Route information
- Maintained by Johannesburg Roads Agency and Gauteng Department of Roads and Transport

Major junctions
- North-west end: R28 / N14 near Muldersdrift
- M67 at Ruimsig R564 at Strubens Valley M86 at Allen's Nek M69 at Constantia Kloof M8 at Floracliffe
- South-east end: M18 near Maraisburg

Location
- Country: South Africa

Highway system
- Numbered routes of South Africa;
| ← M46 |  | → M48 |

= M47 (Johannesburg) =

Metropolitan route in the City of Johannesburg, South Africa

The M47 is a short metropolitan route in Roodepoort, South Africa. It connects the N14 at Cradlestone Mall with the M18 at Maraisburg in Roodepoort. It consists of only one street, named Hendrik Potgieter Road.

== Route ==
The M47 begins at a 4-way-junction with the N14 national route and the R28 road north-east of Krugersdorp in the Mogale City Local Municipality, adjacent to Cradlestone Mall (south-west of Muldersdrift). It begins by going south-eastwards as Hendrick Potgieter Road to enter the city of Roodepoort in the City of Johannesburg Metropolitan Municipality.

The first suburb it passes through is Ruimsig, where it meets the M67 road (Peter Road; Doreen Road). It continues south-east, through the Little Falls suburb, to form an interchange with the R564 road (Christian de Wet Road) adjacent to Clearwater Mall in Strubens Valley. It meets the M86 road (Jim Fouche Road) at the next junction, before meeting the M69 road west of Constantia Kloof.

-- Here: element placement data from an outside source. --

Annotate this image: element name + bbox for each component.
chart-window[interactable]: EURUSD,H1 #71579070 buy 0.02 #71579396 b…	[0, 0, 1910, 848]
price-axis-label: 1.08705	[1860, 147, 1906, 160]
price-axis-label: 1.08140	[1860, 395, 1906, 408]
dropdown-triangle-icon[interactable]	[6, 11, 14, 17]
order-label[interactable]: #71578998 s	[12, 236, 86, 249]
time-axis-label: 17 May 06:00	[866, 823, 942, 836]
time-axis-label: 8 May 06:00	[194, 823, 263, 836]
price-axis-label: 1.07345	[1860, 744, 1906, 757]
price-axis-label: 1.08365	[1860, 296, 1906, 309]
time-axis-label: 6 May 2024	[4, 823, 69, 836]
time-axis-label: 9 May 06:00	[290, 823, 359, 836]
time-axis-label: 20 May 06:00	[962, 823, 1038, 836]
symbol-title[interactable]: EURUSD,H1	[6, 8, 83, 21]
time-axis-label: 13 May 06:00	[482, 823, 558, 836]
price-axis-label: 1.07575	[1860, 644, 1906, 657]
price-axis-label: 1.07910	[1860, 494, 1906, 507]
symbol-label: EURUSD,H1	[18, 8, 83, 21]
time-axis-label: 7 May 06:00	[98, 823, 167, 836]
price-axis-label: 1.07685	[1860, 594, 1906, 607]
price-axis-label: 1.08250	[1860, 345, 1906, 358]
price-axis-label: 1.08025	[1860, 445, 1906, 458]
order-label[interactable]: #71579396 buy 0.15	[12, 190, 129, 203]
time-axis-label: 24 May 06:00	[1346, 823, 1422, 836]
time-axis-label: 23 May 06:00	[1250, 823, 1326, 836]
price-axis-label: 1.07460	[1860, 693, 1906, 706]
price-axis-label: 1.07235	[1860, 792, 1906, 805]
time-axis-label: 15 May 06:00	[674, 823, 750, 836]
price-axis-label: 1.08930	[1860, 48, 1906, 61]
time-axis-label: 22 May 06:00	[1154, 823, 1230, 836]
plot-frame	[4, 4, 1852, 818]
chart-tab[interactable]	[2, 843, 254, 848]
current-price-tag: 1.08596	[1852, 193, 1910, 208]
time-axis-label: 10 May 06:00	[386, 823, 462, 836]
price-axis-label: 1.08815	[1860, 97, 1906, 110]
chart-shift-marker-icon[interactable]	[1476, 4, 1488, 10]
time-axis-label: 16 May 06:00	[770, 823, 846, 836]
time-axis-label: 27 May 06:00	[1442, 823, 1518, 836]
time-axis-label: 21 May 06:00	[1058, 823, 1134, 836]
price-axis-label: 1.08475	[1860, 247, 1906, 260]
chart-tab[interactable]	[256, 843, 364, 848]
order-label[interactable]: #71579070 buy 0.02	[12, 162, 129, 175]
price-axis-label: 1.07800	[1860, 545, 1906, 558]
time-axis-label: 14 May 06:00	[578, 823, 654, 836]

It continues south-east to meet the M8 road (14th Avenue) adjacent to the new location of the Roodepoort CBD near the Floracliffe suburb. Here, the M47 becomes parallel with the N1 highway (Johannesburg Western Bypass) south-eastwards, bypassing the Florida Hills suburb and passing the western end of the Florida Glen suburb, to end at a T-junction with the M18 road (Ontdekkers Road) just north of the Maraisburg suburb.